It’s that time of the year again—the time of pomegranates, peanuts, and these tiny baby oranges that seem to have a thousand different names, which has so far led to quite a few heated lunch break discussions.
December has started, and what would have been a better way to begin it than with a Christmas Baking Session?
Enthusiastic members of the administration and the student body gathered in the cafeteria to spend several hours of excessive cookie baking time together, while others stopped by just at the right time to appreciate the delicious baking results.
During the previous weeks, many students and members of the faculty had sent their traditional baking recipes to Stefan, who then made sure all the various ingredients would be provided. A mountain of yeast, saffron, flour, vanilla sugar, nutmeg, cinnamon, eggs, confectioner’s sugar, ginger, melted butter, cream, honey and baking powder piled up on the middle of the table—it didn’t take long until we all had been turned into dough-covered cookie monsters.
Since there were several different recipes to work with, participants split up into groups. A few members of administration had brought their children along, so the task of cutting out cookies was taken care of. Katharina was sculpting a delicate Christmas tree out of dough and Zoltan was stuck up to his elbows in a bowl of Hungarian honey and cinnamon dough, while a few others were already waiting in front of the oven for the first batch.
The only project that hadn’t been started yet, seemed to scream our names: Ginger Creams—a recipe from Ryan Plumley’s mother. After putting on aprons, to get at least some sort of protection from the sweet stickiness of the cookie dough, we were ready to face the challenge. But where to start?

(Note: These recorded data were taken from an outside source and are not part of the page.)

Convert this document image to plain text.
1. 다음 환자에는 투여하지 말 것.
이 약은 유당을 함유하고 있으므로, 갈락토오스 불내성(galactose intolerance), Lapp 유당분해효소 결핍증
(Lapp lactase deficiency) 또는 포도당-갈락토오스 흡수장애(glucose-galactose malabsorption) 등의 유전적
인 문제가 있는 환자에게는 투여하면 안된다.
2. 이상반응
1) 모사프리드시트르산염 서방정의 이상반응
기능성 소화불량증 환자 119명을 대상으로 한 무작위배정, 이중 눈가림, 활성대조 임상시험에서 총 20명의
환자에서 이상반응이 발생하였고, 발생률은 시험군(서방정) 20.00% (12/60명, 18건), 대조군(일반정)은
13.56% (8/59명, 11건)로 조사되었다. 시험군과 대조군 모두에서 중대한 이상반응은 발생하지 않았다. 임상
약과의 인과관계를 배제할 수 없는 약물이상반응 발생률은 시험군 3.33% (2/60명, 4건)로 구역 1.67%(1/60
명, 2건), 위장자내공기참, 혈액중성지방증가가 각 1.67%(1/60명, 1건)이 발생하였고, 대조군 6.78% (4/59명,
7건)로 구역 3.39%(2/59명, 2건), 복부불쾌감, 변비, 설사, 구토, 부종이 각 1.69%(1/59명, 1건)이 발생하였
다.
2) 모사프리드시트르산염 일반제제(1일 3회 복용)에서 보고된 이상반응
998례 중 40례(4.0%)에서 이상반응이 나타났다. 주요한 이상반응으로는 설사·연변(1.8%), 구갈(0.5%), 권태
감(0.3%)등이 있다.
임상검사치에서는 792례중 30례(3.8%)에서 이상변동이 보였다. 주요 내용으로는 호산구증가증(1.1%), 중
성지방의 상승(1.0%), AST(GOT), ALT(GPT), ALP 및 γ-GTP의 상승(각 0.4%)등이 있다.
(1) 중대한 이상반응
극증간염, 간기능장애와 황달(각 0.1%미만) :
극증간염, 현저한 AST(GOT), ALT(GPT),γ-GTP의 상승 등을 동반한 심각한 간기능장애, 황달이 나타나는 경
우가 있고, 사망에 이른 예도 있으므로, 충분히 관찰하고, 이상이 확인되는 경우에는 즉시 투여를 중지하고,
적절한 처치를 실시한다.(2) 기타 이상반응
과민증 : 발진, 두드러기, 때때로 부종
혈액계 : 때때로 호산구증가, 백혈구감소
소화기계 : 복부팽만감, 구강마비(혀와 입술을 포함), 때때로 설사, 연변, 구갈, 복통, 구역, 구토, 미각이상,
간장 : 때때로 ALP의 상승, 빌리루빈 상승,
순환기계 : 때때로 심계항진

Collecting the ingredients that were spread all over the room turned out to be a good opportunity to learn a few necessary words in German: shortening, molasses, nutmeg and cloves had to be translated in order to identify the right ingredients to work with. With all the busy bees running around the room, this proved to be quite difficult, but eventually we succeeded in having all the items ready.
Because the recipe was American, we stuck to using cups as measuring tools and were surprised about the huge mass of dough that miraculously appeared in the bowl. As soon as the problem of properly cracking the eggs had been overcome as well, the dough was finally ready for the spices. The recipe told us to use four tablespoons of ginger, but they might have turned into six or seven in practice.
With the dough spiced up, we began to get very excited for the results. Next, it was time to shape the little delicacies on the baking tray, but while the recipe said to drop them by teaspoonfuls, we thought the bigger the better, and produced cookies of monstrous sizes.
Meanwhile, the first butter biscuits had cooled down and were greatly appreciated by the baking community, along with home-made Glühwein. According to our schedule, we were still supposed to make the icing for the Ginger Creams and got great tips from Katharina on how to do it. The icing itself turned out to be almost irresistibly delicious, and we made it even fancier by stirring in red and blue food colouring.
I guess that the children in us were coming through again that day, and I am sure that many of us were reminded of the good old days, when we had gaps between our teeth and cookie dough smeared across our faces. A joyful feeling was in the air, and more and more people arrived to “see what was going on in the cafeteria” after many classes had ended at 16:45.
I cannot point out enough, how great this afternoon with the ECLA family was, since it got us in the wintery Christmas mood and distracted us from the end-of-term workload. And the Ginger Creams? Spicy, buttery, red and blue deliciousness that didn’t survive the rush for too long.